- Constituency: Kurtha

Member of Bihar Legislative Assembly
- In office 2010–2015

Member of Bihar Legislative Assembly
- In office 2015–2020

Personal details
- Born: 20 June 1950 (age 76) Bhilichak, Aurangabad district, Bihar
- Party: Janata Dal (United)
- Spouse: Tinku Devi
- Parent: Ramanand Singh (father)

= Satyadev Kushwaha =

Indian politician

Satyadev Kushwaha is an Indian politician who is a leader of Janata Dal (United) party and a former member of the Bihar Legislative Assembly. He was elected to the assembly from Kurtha in Arwal district. In 2015 Bihar Legislative Assembly Elections he defeated Ashok Kumar Verma of Rashtriya Lok Samata Party.

==Early life==
Satyadev Singh alias Satyadev Kushwaha was born to Ramanand Singh on 20 June 1950. His father was an agriculturist by profession. He completed his education from Tekari college Magadh University Bodhgaya. Singh hails from Aurangabad district where his native village Bhimlichak is located. He is active in social work besides politics. Singh has been embroiled in many controversies. In October 2015 he was caught on a video accepting bribe from a businessman.

==Political career==
Satyadev Singh entered into politics in 1974 and had been associated with several political parties like Lok Dal, Janata Party, Janata Dal, Rashtriya Janata Dal and Janata Dal (United) at different times.
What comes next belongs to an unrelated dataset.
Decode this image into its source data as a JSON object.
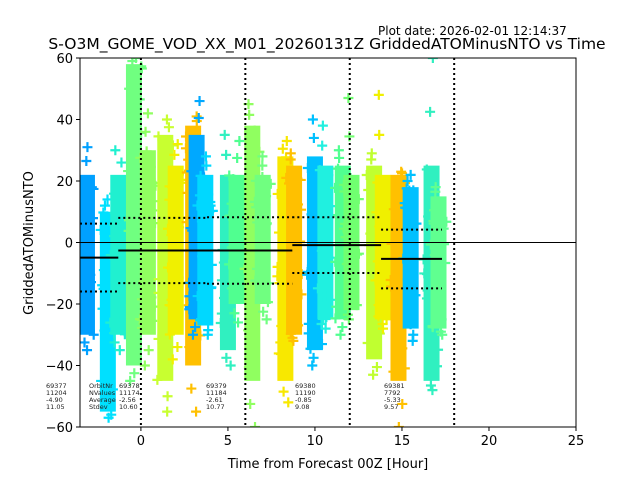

In 1984 he was involved in protecting Sikhs residing in Bokaro steel city from the anti-Sikh riots that was followed up after the assassination of Indira Gandhi by her Sikh bodyguards. Satyadev helped to protect life of thousands of Sikh people for which he was later awarded by Sikh society at the Model Town Gurudwara in 1986 at Delhi. He was arrested and tortured by the incumbent government for this. In 1998 he contested the Lok Sabha election on the ticket of Janata Dal from Aurangabad Lok Sabha constituency but was defeated. He later contested the election to Bihar Legislative Assembly in 2010 and won, assuming office from 2010 to 2015. He again successfully contested the Bihar Assembly Elections in 2015 from Kurtha constituency. In the 2015 Assembly Election to Kurtha he received 43,676 votes and defeated his opponent by a large margin. In 2020 Bihar Assembly Election Janata Dal (United) once again made him its candidate from Kurtha while many other sitting MLAs were ousted from the party.

In this election Satyadev was defeated by Bagi Kumar Verma of Rashtriya Janata Dal with a high victory margin.